The holiday's roots go back more than 2,000 years. After a bitter battle and several years of political and religious oppression, a group of Jews, led by Judah Maccabee, took back the holy temple in Jerusalem from their Greek-Syrian foes. When they sought to light the temple's menorah, only a single day's worth of uncontaminated oil remained. Yet, it burned for eight days, giving them time to create more.
Modern Jews recall the miracle by lighting the menorah and eating foods fried in oil. Sephardic Jews, those of Spanish or Middle Eastern descent, make sufganiyot -- fried jelly doughnuts. But potato pancakes, or latkes, tend to be more popular among American Jews and those with Eastern European roots.

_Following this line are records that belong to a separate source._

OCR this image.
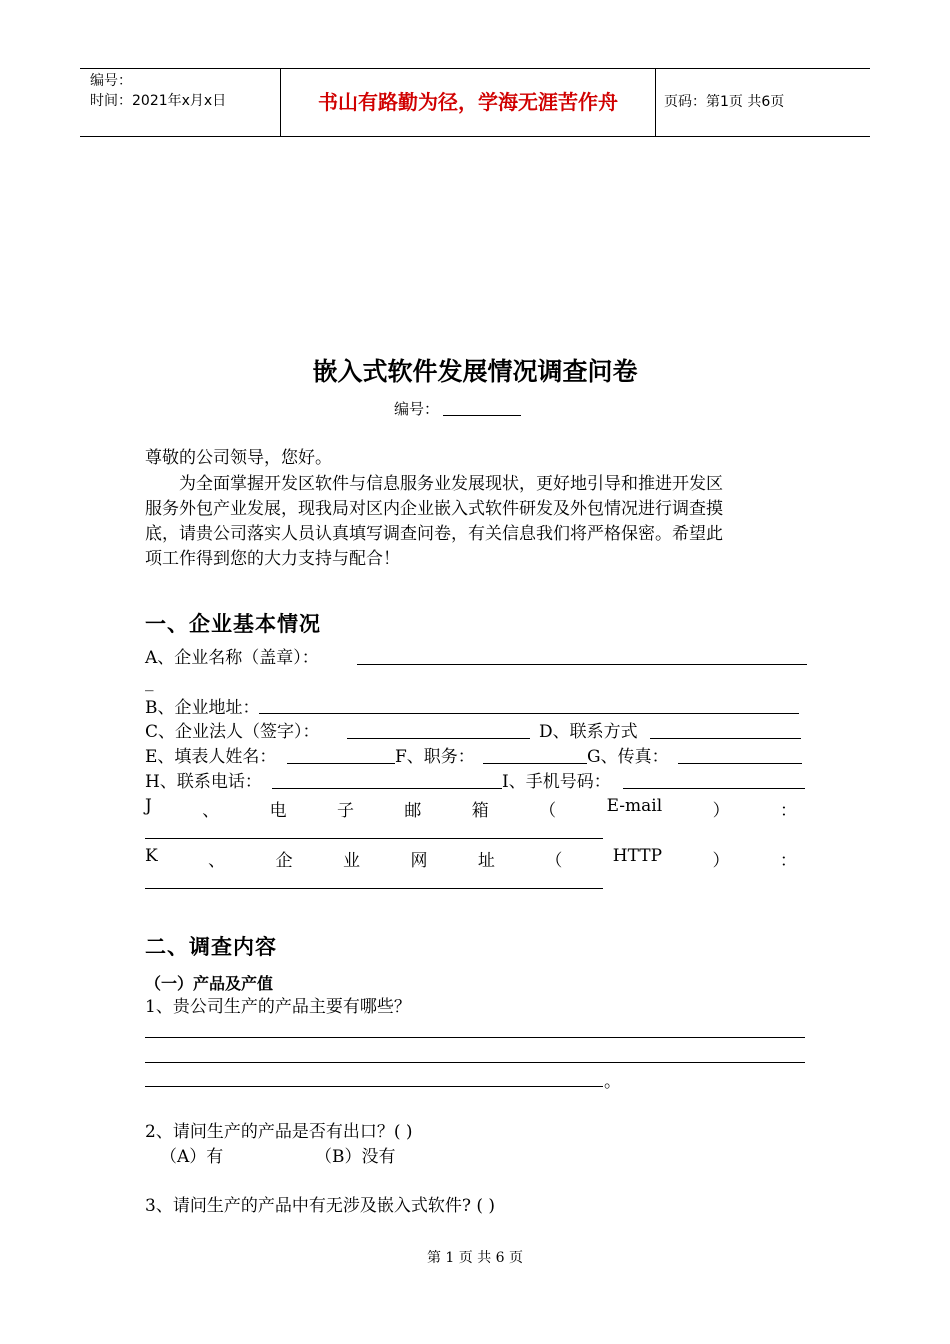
编号：
时间：2021年x月x日	书山有路勤为径，学海无涯苦作舟	页码：第1页 共6页
嵌入式软件发展情况调查问卷
编号：
尊敬的公司领导，您好。
　　为全面掌握开发区软件与信息服务业发展现状，更好地引导和推进开发区
服务外包产业发展，现我局对区内企业嵌入式软件研发及外包情况进行调查摸
底，请贵公司落实人员认真填写调查问卷，有关信息我们将严格保密。希望此
项工作得到您的大力支持与配合！
一、企业基本情况
A、企业名称（盖章）：
_
B、企业地址：
C、企业法人（签字）：	D、联系方式
E、填表人姓名：	F、职务：	G、传真：
H、联系电话：	I、手机号码：
J	、	电	子	邮	箱	（	E-mail	）	：
K	、	企	业	网	址	（	HTTP	）	：
二、调查内容
（一）产品及产值
1、贵公司生产的产品主要有哪些？
。
2、请问生产的产品是否有出口？( )
（A）有	（B）没有
3、请问生产的产品中有无涉及嵌入式软件? ( )
第 1 页 共 6 页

Latkes are a delicious treat, the perfect way to celebrate such a joyous occasion.
As my kids were growing up, I always served crunchy, or the traditional crispy latke made with grated potatoes, on the first night of Hanukkah, which falls on Dec. 24 this year. Dinner that night also goes the traditional route -- brisket or a roasted chicken, kugel, challah and a carrot salad, paired with lotsa latkes and followed by a serious game of dreidel played with chocolate Hanukkah coins, or gelt.
I played a CD of Hanukkah music while I cooked. And the smell of fried latkes always lingered until the next day, serving as a reminder of the holiday season. By the third night, my entire Elgin home smelled like, well, Hanukkah.
A few nights in and my family was usually up for a change. So I'd fry up creamy latkes, made with a mashed potato and paired at times with just a simple vegetable casserole.
As the holiday drew to an end, less traditional but equally satisfying latkes -- such as ones made with zucchini and sweet potatoes -- were a hit.
One year, in a bit of a stretch, I decided dessert latkes were in order: fried grated apples with a little lemon zest and topped with cinnamon sugar.
Latkes are typically made with russet potatoes, but you can use other types or veggies to help keep them interesting during the celebration. I'm a big fan of cooking with Yukon Gold, because of their rich, sort-of-buttery flavor.
I've provided a few recipes to try for yourself. After a couple bites, you too will be able to wage your own latke debate.
My favorite? Usually whichever one I'm having at the time.